When you think of a genre best befitting The Chaser boys your first thought would surely be comedy. Well, Julian Morrow wants you to erase that connotation from your minds when his new show The Checkout launches on ABC1 on March 21.
"My involvement will hopefully naturally lead people to assume that this will be the least funny of anything The Chaser has done," he says from across a conference table in the ABC's vast Sydney headquarters.
"That, I hope, will water down expectations. Expect something a bit wordy, a bit right on, a bit laboured, a bit up itself. You've been warned."
The self-deprecating former industrial lawyer has been sitting on the idea for The Checkout since the end of The Chaser's War on Everything in 2009.
The 10-episode series will be headed by Morrow and fellow Chaser Craig Reucassel, with Hungry Beast's Kirsten Drysdale and Kate Browne from consumer watchdog Choice also appearing to present segments.
But why just Reucassel; where are the other Chaser lads?
"Craig is the least talented," Morrow gibes.
"No, it's very much dictated by personal interest in these areas. I think one of the things which has been an excruciatingly annoying strength of The Chaser is that all six of us have different senses of humour and different focuses, although at some level we all agree on stuff."
The Chaser team began when four guys - including Morrow and Reucassel - started up a satirical newspaper with the same name in 1999. Since then they have created a range of TV shows focused largely on politics and media, including CNNNN, The Chaser's War on Everything and The Hamster Wheel.
"If you looked at the division you would say that Chris (Taylor) and Andrew (Hansen) are far more focused on that sketch comedy, absurdist pure comedy in a way, rather than topical and political, whereas Craig and I would be more likely to do political satire," Morrow explains.
"Chas (Licciardello) is also working on The Checkout as a script editor and thank Christ because he is a powerhouse on a number of fronts. He's an excellent writer, he works insane hours and he worked as a script editor on Hungry Beast so he's used to working with different presenters and sharpening up their scripts.
"We're quite conscious of the fact that we come with baggage, and comedy baggage, and how that sets the expectations for a show like this. But we've been doing it for 10 years and you can't really object to people thinking of you as a group if the only things you've done in a decade have been as a group."

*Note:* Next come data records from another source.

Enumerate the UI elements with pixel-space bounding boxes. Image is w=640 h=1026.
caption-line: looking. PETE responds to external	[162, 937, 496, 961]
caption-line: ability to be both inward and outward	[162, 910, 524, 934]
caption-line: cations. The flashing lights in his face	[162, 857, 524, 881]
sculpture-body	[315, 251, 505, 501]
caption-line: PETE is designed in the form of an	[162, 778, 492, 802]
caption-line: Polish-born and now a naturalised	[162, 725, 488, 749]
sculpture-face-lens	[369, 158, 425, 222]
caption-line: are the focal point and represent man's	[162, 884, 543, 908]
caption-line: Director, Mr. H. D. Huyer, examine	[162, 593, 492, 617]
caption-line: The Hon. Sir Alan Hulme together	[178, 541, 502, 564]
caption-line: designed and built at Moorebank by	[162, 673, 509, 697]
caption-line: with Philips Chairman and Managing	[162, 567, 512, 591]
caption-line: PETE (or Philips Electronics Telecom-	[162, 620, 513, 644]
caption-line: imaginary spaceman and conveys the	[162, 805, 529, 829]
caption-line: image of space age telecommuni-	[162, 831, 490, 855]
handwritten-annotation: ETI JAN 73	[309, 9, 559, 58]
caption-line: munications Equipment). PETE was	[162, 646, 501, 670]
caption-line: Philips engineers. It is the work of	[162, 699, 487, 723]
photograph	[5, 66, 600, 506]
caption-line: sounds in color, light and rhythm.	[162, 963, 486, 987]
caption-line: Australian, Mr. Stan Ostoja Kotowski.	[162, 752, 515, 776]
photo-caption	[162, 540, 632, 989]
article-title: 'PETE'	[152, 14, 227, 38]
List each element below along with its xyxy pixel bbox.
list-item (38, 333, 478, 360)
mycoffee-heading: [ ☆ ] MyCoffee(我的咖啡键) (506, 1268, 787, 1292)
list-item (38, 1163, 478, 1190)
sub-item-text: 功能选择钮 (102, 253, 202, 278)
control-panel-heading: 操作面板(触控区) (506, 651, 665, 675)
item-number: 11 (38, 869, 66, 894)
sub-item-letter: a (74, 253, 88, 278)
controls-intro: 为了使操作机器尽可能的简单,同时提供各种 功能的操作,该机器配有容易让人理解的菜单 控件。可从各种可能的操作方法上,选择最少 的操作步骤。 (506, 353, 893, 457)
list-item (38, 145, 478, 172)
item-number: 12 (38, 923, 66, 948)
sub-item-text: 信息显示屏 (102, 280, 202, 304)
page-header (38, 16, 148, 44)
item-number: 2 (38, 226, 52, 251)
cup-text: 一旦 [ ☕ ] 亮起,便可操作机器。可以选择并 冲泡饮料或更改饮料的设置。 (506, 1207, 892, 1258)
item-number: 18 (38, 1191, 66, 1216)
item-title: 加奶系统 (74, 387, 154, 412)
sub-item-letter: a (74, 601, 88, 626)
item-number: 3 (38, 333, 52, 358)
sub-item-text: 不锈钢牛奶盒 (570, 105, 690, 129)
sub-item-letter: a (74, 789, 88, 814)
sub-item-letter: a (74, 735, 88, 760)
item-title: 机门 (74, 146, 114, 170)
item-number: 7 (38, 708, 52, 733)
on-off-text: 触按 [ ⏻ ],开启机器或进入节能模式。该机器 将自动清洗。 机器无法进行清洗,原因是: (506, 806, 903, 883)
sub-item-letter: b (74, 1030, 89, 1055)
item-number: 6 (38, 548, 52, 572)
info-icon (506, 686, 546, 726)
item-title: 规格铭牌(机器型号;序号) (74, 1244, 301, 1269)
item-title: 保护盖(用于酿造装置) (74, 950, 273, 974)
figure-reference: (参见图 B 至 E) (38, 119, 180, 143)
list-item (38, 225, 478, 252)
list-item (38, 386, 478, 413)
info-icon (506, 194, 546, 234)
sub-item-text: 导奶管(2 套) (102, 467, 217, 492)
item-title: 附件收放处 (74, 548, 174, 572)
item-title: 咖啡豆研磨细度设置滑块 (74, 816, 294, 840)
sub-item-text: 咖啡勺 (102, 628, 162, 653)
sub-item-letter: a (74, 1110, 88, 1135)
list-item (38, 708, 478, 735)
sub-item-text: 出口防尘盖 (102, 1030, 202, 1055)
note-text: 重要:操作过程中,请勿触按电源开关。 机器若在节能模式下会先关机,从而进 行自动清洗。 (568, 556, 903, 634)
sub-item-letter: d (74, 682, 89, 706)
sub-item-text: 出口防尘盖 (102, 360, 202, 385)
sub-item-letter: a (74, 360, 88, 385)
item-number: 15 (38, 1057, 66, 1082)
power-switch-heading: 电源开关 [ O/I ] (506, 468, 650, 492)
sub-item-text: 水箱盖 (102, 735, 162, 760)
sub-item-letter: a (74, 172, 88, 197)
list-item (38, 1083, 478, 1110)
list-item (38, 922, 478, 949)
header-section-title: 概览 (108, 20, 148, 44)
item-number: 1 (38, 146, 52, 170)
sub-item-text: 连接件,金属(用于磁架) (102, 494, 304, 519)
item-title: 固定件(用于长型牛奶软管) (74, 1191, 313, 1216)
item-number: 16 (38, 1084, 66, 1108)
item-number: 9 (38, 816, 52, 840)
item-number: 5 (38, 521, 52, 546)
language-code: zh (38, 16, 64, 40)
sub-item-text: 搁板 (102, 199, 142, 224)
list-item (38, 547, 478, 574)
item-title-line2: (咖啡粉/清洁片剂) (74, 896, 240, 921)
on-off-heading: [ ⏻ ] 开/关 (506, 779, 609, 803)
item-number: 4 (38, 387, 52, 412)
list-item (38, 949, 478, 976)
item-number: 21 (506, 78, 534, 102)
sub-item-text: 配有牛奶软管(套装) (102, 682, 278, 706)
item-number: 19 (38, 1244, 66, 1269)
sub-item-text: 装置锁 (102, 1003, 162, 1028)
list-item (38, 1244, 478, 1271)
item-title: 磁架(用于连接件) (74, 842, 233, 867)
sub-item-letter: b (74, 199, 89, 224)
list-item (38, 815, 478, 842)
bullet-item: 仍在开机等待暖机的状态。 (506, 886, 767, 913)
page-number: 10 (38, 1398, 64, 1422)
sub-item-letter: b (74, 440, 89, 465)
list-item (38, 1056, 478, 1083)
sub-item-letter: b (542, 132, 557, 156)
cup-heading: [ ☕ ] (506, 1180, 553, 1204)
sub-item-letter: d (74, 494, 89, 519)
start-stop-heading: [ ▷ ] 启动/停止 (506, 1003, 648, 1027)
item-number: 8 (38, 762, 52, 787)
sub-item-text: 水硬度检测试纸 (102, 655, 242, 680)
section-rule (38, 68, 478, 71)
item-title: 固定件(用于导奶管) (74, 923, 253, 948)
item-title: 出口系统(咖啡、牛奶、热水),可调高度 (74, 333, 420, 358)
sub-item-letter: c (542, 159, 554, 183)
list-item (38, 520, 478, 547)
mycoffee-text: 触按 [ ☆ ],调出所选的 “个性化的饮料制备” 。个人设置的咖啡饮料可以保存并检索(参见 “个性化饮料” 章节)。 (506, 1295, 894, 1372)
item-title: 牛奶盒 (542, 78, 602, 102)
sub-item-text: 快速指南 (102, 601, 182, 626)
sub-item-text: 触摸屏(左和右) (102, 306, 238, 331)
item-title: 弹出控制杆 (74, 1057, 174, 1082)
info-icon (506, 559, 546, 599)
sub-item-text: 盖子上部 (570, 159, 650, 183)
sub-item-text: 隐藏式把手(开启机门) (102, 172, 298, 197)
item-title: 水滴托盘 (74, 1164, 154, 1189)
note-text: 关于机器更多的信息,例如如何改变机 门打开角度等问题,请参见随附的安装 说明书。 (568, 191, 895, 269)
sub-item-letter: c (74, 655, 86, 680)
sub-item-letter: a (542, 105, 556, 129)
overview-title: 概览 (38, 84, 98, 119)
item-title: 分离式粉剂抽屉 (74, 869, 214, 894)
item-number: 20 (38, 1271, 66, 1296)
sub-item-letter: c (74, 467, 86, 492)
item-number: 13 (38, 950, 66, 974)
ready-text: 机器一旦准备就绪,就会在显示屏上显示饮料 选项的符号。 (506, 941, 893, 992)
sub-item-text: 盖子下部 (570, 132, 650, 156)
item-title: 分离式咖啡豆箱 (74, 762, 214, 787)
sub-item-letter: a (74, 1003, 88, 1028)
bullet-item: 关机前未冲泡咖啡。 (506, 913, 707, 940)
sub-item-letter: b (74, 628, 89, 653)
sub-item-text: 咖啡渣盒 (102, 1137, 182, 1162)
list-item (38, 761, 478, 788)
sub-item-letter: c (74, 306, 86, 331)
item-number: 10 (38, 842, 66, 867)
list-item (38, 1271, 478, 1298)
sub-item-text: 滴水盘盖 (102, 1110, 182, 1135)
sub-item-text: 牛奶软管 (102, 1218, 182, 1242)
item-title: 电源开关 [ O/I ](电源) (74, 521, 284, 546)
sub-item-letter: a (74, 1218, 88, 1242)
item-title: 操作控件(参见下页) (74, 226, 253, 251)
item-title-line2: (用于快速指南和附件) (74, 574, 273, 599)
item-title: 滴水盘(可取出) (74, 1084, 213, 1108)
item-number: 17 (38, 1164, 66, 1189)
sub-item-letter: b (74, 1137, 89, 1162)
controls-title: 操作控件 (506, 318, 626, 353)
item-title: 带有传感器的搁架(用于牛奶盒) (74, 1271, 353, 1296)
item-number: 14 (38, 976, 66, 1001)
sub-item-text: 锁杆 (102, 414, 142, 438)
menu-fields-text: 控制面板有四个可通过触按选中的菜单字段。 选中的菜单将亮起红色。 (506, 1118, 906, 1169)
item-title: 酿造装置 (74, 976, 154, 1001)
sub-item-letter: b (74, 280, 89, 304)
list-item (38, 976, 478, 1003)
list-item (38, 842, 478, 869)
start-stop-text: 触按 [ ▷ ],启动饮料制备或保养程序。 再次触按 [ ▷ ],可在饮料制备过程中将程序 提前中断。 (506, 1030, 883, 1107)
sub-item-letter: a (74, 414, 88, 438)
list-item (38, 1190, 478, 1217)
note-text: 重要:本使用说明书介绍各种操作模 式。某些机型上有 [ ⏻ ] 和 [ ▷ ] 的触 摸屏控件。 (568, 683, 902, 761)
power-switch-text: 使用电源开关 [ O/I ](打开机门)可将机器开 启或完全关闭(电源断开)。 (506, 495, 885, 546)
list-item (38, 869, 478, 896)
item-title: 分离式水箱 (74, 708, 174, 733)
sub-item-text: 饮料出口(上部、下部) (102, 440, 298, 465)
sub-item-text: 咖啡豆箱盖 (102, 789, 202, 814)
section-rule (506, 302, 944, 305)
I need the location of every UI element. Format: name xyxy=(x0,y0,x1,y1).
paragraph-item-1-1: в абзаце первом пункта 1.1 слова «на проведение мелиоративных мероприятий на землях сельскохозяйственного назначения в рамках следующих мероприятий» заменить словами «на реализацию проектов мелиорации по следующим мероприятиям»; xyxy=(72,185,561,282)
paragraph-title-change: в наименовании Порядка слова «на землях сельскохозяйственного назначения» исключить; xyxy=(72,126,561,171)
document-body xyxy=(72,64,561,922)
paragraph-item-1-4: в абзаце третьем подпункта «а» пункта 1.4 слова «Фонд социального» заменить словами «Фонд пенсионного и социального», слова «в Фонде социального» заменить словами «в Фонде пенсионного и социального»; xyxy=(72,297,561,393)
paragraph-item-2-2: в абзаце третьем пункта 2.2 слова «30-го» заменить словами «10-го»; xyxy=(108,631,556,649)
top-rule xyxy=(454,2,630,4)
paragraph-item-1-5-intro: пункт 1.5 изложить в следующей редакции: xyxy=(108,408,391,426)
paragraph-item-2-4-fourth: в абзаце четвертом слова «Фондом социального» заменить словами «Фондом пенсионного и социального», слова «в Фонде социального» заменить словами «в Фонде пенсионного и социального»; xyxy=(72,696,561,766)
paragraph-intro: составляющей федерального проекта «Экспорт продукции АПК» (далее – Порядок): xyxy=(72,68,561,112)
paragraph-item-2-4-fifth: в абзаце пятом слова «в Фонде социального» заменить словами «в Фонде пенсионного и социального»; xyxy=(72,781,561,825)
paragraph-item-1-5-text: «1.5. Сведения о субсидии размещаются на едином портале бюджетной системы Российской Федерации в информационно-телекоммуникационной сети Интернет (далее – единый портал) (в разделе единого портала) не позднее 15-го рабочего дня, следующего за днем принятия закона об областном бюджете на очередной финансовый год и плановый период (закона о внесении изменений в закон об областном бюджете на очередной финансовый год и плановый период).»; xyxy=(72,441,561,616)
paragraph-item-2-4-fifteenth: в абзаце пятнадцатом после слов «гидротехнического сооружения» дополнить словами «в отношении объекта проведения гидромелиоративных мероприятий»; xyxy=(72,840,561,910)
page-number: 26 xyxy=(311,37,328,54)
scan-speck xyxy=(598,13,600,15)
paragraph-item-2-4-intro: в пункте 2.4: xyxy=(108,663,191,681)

Morrow says to expect a Chaser election special later in the year in the lead-up to the Federal election, similar to 2010's Yes We Canberra.
But back to The Checkout.
"It was originally commissioned through the factual department but now it's through light entertainment so that probably reflects its slightly idiosyncratic nature," says Morrow.
"With The Chaser, it's comedy, it has to be. It only gets in if it's funny - well, allegedly - and we often have subjects we want to deal with but we just can't get them over the line because the script isn't funny enough.
"With this one, we flip around the presumption: the starting point is, is there a consumer affairs point or observation to be made here? And then we kind of feel like the task we have as writers is to try and take that worthwhile material and present that in an engaging way. The comedy comes second.
"Having said that, we're pretty deeply ingrained in making comedy and substance and facts don't come naturally so there's a few gags in there. It's just designed to have a different attitude to an important area."
The Checkout will identify ways consumers are being legally ripped off and hopefully help the viewer make smarter spending decisions.
Regular segments will include Beat the System, light-hearted tips for changing consumer behaviour, and As a Guilty Mum, as well as many opportunities for viewers to engage through social media.
"In principle it's structured around three main stories . . . around that we will have lots of segments which are almost like non-commercial breaks in the half-hour show. One of those is As a Guilty Mum, presented by Kate Browne from Choice. Kate is a mother and essentially the point is that marketers target parental guilt. It's almost like a Brand Power-type sketch.
"It doesn't have a studio audience or a home set, it's just story-by-story, magazine- style, with a few bells and whistles which show off our comedy side."The Checkout starts March 21 at 8pm on ABC1.